You have set personal deadlines for your book. You have set personal timelines for fleeing. The former is far too early, the latter is far too far away. But they are appropriate, because you selected these dates in a moment of clarity. What kind of character can’t hold up personal deadlines, anyway? I guess the kind of character that cannot live in the same place for more than nine months, and the same character that cannot hold a relationship for more than the same amount of time.
Those activities that you do to save yourself from insanity (writing a book, casual drinking, frugality) end up as a contributing factor. Friends that you spend time with can’t do much to remedy your issues. Holidays can’t come soon enough. There isn’t enough angry or sappy music to play in one evening—the Descendents only wrote so much music.

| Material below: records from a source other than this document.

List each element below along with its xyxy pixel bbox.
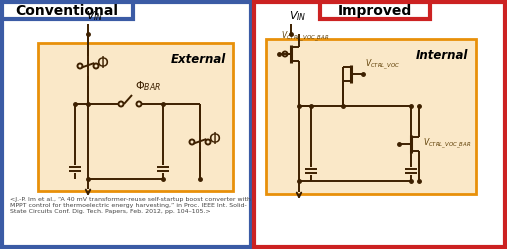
FancyBboxPatch shape	[254, 2, 505, 247]
Text: <J.-P. Im et al., “A 40 mV transformer-reuse self-startup boost converter with
M: <J.-P. Im et al., “A 40 mV transformer-r…	[10, 197, 251, 214]
FancyBboxPatch shape	[2, 2, 133, 19]
FancyBboxPatch shape	[266, 39, 476, 194]
Text: Improved: Improved	[338, 3, 412, 17]
FancyBboxPatch shape	[2, 2, 251, 247]
FancyBboxPatch shape	[38, 43, 233, 191]
FancyBboxPatch shape	[320, 2, 430, 19]
Text: $\Phi$: $\Phi$	[208, 131, 221, 147]
Text: $V_{IN}$: $V_{IN}$	[86, 9, 103, 23]
Text: Conventional: Conventional	[16, 3, 119, 17]
Text: Internal: Internal	[416, 49, 468, 62]
Text: $\Phi_{BAR}$: $\Phi_{BAR}$	[135, 79, 161, 93]
Text: $V_{CTRL\_VOC\_BAR}$: $V_{CTRL\_VOC\_BAR}$	[423, 137, 472, 151]
Text: $V_{CTRL\_VOC\_BAR}$: $V_{CTRL\_VOC\_BAR}$	[281, 30, 330, 44]
Text: $V_{CTRL\_VOC}$: $V_{CTRL\_VOC}$	[365, 58, 400, 72]
Text: External: External	[171, 53, 226, 66]
Text: $\Phi$: $\Phi$	[96, 55, 109, 71]
Text: $V_{IN}$: $V_{IN}$	[289, 9, 307, 23]
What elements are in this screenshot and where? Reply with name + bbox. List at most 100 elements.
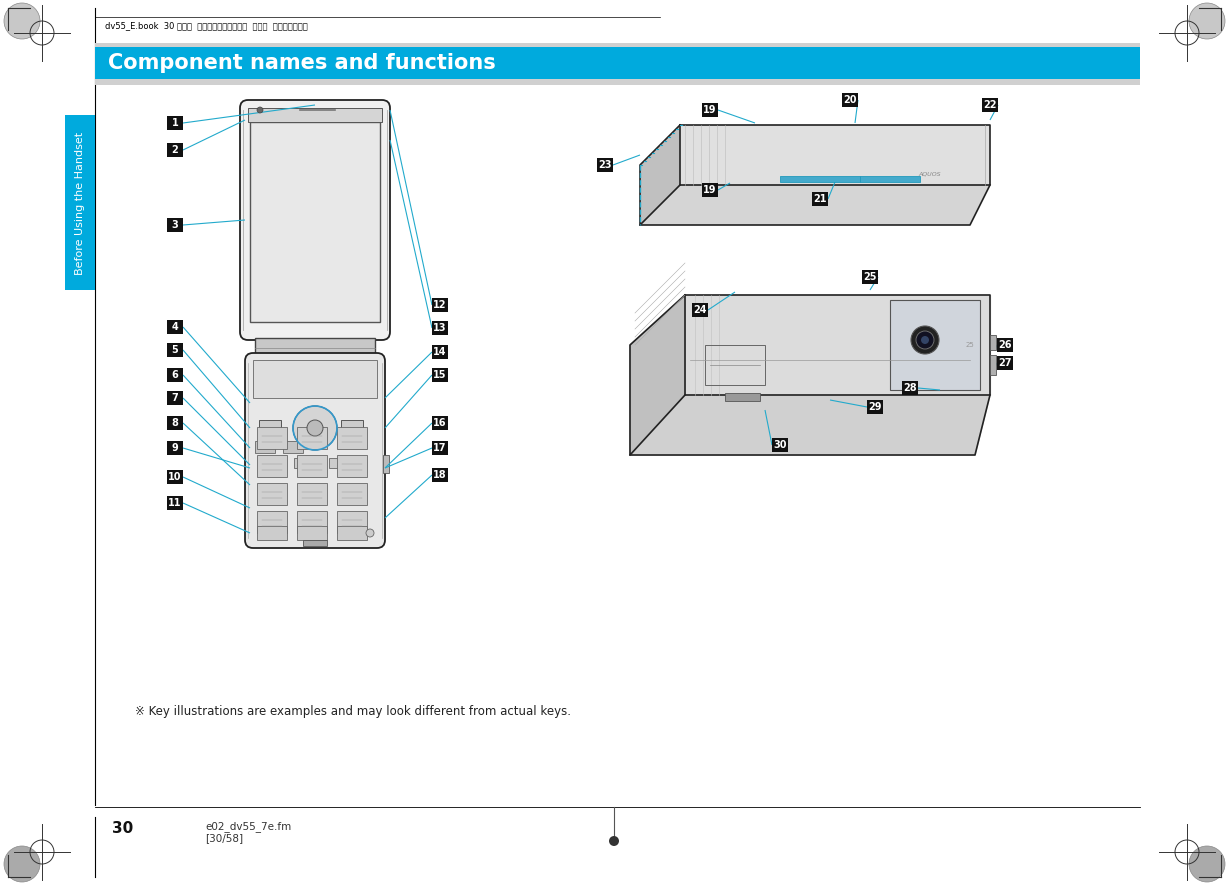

Your instinct is to flee. A damaging, selfish, immature instinct, but one you have perfected without even knowing that you practiced it. Now you try to combat your instinct by sticking around for ‘a year minimum’ to prove to yourself that you are an able decision-maker and even-keeled human.
As a reponse to all this you are drinking boxed wine playing crokinole alone in the living room at 1am. The only depressing part of that sentence is that many have never played crokinole before.